Atomic clocks are able to measure time to tremendously precise levels - one part in 1017. This sensitivity enables the detection of the infinitesimally small changes to the flow of time that general relativity predicts should take effect at different heights on Earth (owing to the varying strength of the gravitational field). This means that a very precise clock can be used as a gravity sensor. The high sensitivity of atomic clocks requires carefully controlled conditions, which are very difficult to create outside metrological labs.

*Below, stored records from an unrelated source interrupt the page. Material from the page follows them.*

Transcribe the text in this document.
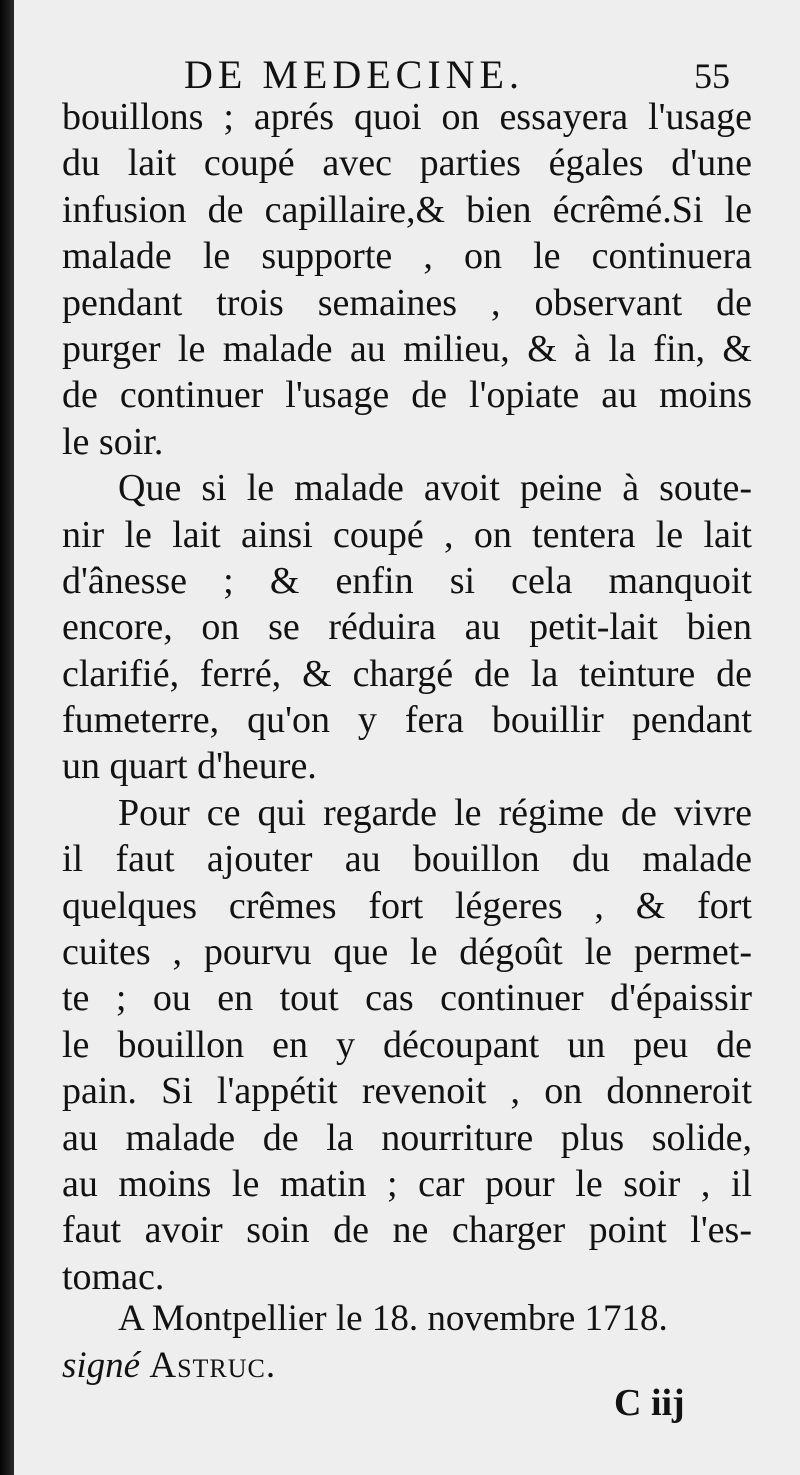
DE MEDECINE.	55
bouillons ; aprés quoi on essayera l'usage
du lait coupé avec parties égales d'une
infusion de capillaire,& bien écrêmé.Si le
malade le supporte , on le continuera
pendant trois semaines , observant de
purger le malade au milieu, & à la fin, &
de continuer l'usage de l'opiate au moins
le soir.
Que si le malade avoit peine à soute-
nir le lait ainsi coupé , on tentera le lait
d'ânesse ; & enfin si cela manquoit
encore, on se réduira au petit-lait bien
clarifié, ferré, & chargé de la teinture de
fumeterre, qu'on y fera bouillir pendant
un quart d'heure.
Pour ce qui regarde le régime de vivre
il faut ajouter au bouillon du malade
quelques crêmes fort légeres , & fort
cuites , pourvu que le dégoût le permet-
te ; ou en tout cas continuer d'épaissir
le bouillon en y découpant un peu de
pain. Si l'appétit revenoit , on donneroit
au malade de la nourriture plus solide,
au moins le matin ; car pour le soir , il
faut avoir soin de ne charger point l'es-
tomac.
A Montpellier le 18. novembre 1718.
signé Astruc.
C iij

Christian Lisdat and colleagues deployed a portable atomic clock fitted within a 2.2 × 3 × 2.2 m car trailer underground in the French Alps, and compared its bearings with those taken at a site in Italy - one roughly 100 km away and 1,000 m lower in height. Working in far from ideal, realistic conditions in the middle of the Frejus road tunnel, the authors used the atomic clock to estimate the height of the mountain laboratory and show that their estimate matches independent measurements made with two other state of the art geodetic (“shape of the earth”) measures: using optical spirit levelling satellite positioning systems combined with gravity field models.
The authors note that, although the precision of their measurement remains much lower than that achievable through conventional geodesy, by overcoming substantial technical challenges this measurement campaign is an important step towards the practical application of atomic clocks for geophysics.